Deutscher Schaustellerbund e.V.

die Berufsspitzenorganisation für das Schaustellergewerbe




DSB zu Gast im Ministerium für Arbeit, Gesundheit und Soziales des Landes Nordrhein-Westfalen: Personalmangel steht im Fokus

Das Thema des Arbeitskräftemangels war nicht das einzige, aber das drängendste, das auf der Tagesordnung des Gesprächs zwischen dem Deutschen Schaustellerbund mit dem nordrhein-westfälischen Minister für Arbeit, Gesundheit und Soziales des Landes Nordrhein-Westfalen Karl-Josef Laumann stand.

Da Drittstaatenregelungen mit der Ukraine oder den Staaten Nordafrikas nicht kurzfristig zu erwarten sind, liegt der Fokus neben den Arbeitskräften aus Rumänien und Bulgarien bei dem Arbeitskräftepotenzial, das im Inland besteht.

Hierzu hat die Bundesanstalt für Arbeit ein milliardenschweres Förderprogramm aufgelegt, über das sie gemeinsam mit dem DSB informiert (Weitere Informationen stehen im Mitgliederbereich des DSB zum Download).

Diese Maßnahme zur „Eingliederung von langzeitarbeitslosen Menschen auf dem allgemeinen Arbeitsmarkt“ sieht Lohnkostenzuschüsse bis zu 5 Jahren und bis zu 100 % (!) vor und war dann auch Thema des Gesprächs, an dem für den DSB Präsident Albert Ritter, der Zweite Vorsitzende der Arbeitsgemeinschaft der Schaustellerverbände in NRW (ARGE NRW), Johann Luxem und DSB-Hauptgeschäftsführer Frank Hakelberg, teilnahmen.

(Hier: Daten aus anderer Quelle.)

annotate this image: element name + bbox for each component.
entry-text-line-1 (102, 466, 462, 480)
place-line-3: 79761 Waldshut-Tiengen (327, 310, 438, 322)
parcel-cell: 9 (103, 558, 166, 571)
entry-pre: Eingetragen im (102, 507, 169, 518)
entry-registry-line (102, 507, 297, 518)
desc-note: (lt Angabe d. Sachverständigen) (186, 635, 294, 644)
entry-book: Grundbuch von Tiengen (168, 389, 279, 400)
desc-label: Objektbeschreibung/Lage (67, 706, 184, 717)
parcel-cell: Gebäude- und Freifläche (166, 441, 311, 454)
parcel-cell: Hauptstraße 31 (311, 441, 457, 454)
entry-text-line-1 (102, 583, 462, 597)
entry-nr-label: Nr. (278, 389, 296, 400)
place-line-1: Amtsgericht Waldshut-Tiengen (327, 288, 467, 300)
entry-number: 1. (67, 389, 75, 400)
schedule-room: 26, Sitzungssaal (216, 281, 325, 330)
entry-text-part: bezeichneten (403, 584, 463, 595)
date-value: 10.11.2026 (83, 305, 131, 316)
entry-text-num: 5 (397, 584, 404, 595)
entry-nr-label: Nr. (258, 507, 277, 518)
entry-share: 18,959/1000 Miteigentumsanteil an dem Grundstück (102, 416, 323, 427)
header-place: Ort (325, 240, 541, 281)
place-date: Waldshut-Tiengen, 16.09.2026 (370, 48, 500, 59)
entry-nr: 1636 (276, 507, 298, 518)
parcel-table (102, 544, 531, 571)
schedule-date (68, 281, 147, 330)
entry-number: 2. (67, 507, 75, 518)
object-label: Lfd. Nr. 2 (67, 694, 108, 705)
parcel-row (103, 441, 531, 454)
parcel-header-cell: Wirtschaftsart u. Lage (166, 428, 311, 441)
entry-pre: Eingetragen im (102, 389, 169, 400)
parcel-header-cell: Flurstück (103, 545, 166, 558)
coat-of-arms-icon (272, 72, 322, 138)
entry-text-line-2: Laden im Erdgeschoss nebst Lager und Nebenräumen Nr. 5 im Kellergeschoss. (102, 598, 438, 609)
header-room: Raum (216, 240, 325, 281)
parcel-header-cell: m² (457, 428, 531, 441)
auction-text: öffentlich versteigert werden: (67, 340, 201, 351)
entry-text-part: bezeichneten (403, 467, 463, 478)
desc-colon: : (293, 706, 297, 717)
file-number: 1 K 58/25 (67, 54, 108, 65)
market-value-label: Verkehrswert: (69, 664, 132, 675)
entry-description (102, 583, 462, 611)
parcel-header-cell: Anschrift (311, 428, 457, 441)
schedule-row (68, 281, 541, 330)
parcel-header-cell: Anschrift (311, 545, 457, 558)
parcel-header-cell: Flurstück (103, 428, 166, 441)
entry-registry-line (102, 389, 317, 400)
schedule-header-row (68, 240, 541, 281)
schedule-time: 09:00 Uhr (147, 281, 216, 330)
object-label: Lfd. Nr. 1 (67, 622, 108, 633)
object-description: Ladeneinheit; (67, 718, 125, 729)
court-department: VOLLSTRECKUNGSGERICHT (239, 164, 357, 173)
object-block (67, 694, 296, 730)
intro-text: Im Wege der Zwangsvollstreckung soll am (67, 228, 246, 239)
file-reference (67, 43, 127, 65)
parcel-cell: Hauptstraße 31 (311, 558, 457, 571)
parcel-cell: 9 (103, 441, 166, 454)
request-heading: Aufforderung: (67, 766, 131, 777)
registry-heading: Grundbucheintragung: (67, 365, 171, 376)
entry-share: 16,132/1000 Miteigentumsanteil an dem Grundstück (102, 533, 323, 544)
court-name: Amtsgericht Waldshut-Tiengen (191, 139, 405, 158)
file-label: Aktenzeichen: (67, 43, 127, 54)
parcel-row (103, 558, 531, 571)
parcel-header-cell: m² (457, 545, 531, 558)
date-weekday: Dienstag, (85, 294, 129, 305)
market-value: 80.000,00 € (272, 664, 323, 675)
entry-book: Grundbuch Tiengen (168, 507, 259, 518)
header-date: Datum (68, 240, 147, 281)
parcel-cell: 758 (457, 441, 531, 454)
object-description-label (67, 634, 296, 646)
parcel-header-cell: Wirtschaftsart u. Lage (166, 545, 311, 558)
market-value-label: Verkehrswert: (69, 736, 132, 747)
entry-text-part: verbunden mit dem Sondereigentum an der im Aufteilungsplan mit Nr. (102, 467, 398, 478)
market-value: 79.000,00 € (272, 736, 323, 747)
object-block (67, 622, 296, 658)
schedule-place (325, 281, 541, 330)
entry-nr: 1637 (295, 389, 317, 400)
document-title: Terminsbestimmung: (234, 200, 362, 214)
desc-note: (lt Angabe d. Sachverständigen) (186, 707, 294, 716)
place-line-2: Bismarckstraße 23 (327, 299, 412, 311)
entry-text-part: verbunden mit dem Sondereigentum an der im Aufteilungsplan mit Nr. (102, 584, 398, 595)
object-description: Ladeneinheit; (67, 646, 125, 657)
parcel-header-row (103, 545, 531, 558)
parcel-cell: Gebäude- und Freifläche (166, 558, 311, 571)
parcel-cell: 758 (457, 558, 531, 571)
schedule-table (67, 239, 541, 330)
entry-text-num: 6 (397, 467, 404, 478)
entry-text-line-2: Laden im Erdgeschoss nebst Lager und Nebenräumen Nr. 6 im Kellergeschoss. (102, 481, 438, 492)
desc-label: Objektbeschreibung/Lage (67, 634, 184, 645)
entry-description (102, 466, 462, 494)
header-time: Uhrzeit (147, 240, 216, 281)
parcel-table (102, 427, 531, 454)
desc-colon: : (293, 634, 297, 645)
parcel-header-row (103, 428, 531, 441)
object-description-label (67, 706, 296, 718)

Arbeitsminister Laumann bot an, die Information über diese Fördermöglichkeiten zu intensivieren, indem Mitarbeiter der Regionaldirektion z.B. zu Beschickerversammlungen erscheinen und im direkten Gespräch Auskunft über mögliche Wege geben, Arbeitskräfte zu gewinnen.

Mit Interesse ließ sich der Minister berichten, dass die von der Arbeitsagentur anlässlich einiger großer Volksfeste vor Ort eingerichteten temporären Vermittlungsbüros Erfolge erzielen. Hier werden Aushilfskräfte für den Service, den Verkauf, aber auch für Auf- und Abbau vermittelt. Arbeitnehmer lernen dabei die Arbeit auf dem Volksfest kennen, Arbeitgeber können sich von der Einsatzbereitschaft der neuen Kräfte ein Bild machen. Nicht selten entstehen hieraus langfristige Arbeitsverhältnisse.

Minister Laumann erklärte sich anschließend bereit, zukünftig mehr solcher mobilen Vermittlungsstationen der Arbeitsagentur insbesondere auf mittleren und großen Volksfesten einzurichten.

Diese Aktion soll auch als Beispiel für andere Bundesländer dienen.

Der DSB wird nun eine Liste hierfür besonders in Betracht kommender Feste an das Arbeitsministerium NRW leiten.

Auch das Arbeitszeitgesetz, das mit seinem starren 8-Stunden-Tag nicht mehr in die heutige Zeit – und erst recht nicht in den Alltag der Schausteller – passt, wurde diskutiert.

Bei allem Respekt vor den Belangen des Arbeitsschutzes ist eine flexiblere Regelung, die mehr Rücksicht auf die betrieblichen Erfordernisse nimmt, dringend überfällig.

Im Schulterschluss mit dem DEHOGA fordert der DSB hier den Übergang von einer Tages- zu einer Wochenarbeitszeit, die dann insbesondere an den Wochenenden längere Dienste zulassen würde.